HSR faces civil rights complaintBy Zusha Elinson
The state's much-slapped-about high-speed rail project received another black eye Wednesday as minority contractors filed a civil rights complaint.
The California High Speed Rail Authority is in the business of "largely excluding minority-owned businesses from the contracting opportunities that the project brings," according to a complaint filed by the Lawyers' Committee for Civil Rights Wednesday.
The authority shot back that it's been following the law when handing out contracts worth hundreds of millions so far.
"California's high-speed train project is and has been in full compliance with the law," said Valerie Martinez, a spokeswoman for the authority. "Our contracts are awarded in a very public and transparent manner by our board, in public meetings."

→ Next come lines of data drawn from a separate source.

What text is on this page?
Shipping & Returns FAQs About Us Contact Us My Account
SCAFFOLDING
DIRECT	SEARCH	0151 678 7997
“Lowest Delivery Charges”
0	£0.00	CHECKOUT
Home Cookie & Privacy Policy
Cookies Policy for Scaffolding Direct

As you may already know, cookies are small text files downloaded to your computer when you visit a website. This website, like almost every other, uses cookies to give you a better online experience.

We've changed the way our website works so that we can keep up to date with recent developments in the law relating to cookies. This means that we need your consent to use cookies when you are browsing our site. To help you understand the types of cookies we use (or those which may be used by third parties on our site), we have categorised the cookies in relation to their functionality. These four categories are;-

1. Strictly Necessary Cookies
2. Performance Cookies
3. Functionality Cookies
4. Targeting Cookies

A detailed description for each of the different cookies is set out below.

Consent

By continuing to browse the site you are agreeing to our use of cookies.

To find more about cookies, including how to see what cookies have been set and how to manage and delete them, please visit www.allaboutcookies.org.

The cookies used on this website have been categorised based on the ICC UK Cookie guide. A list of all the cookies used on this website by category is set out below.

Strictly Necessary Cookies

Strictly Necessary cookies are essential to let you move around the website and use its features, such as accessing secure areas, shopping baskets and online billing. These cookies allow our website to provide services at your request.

The civil rights attorneys want their claims investigated before the feds start doling out money to the project, which has a $43 billion price tag. They're no doubt betting on the Obama administration's friendlier view toward so-called Title VI complaints. It was a similar civil rights complaint that caused the feds to withhold millions from the Oakland Airport connector project.
According to the complaint, just 12 of the 134 contractors on the project so far are minority-owned companies.
"The California High Speed Rail Project is one of the most exciting projects of our time, promising to usher our State into the 21st Century of transportation access," Fred Jordan, who heads the San Francisco African American Chamber of Commerce, said in a statement. "However, this $43 billion undertaking appears to not be for all the citizens of California, but for the middle class and a small group of large established companies. Minority owned business and small business have been almost totally left out of the planning, engineering and construction of this project."
The rail authority recently gave the go-ahead to begin construction on a 65-mile stretch of track in the Central Valley from Borden to Corcoran. It will cost more than $4 billion, and critics have called it the train to nowhere.
The project has also faced tough opposition - and lawsuits - from cities on the Peninsula that don't want the train whizzing through their downtowns.
And it's not just minority contractors that want to cut off federal funding. Republicans in the House have made noises about pulling back $2 billion in stimulus money headed for the high-speed rail project.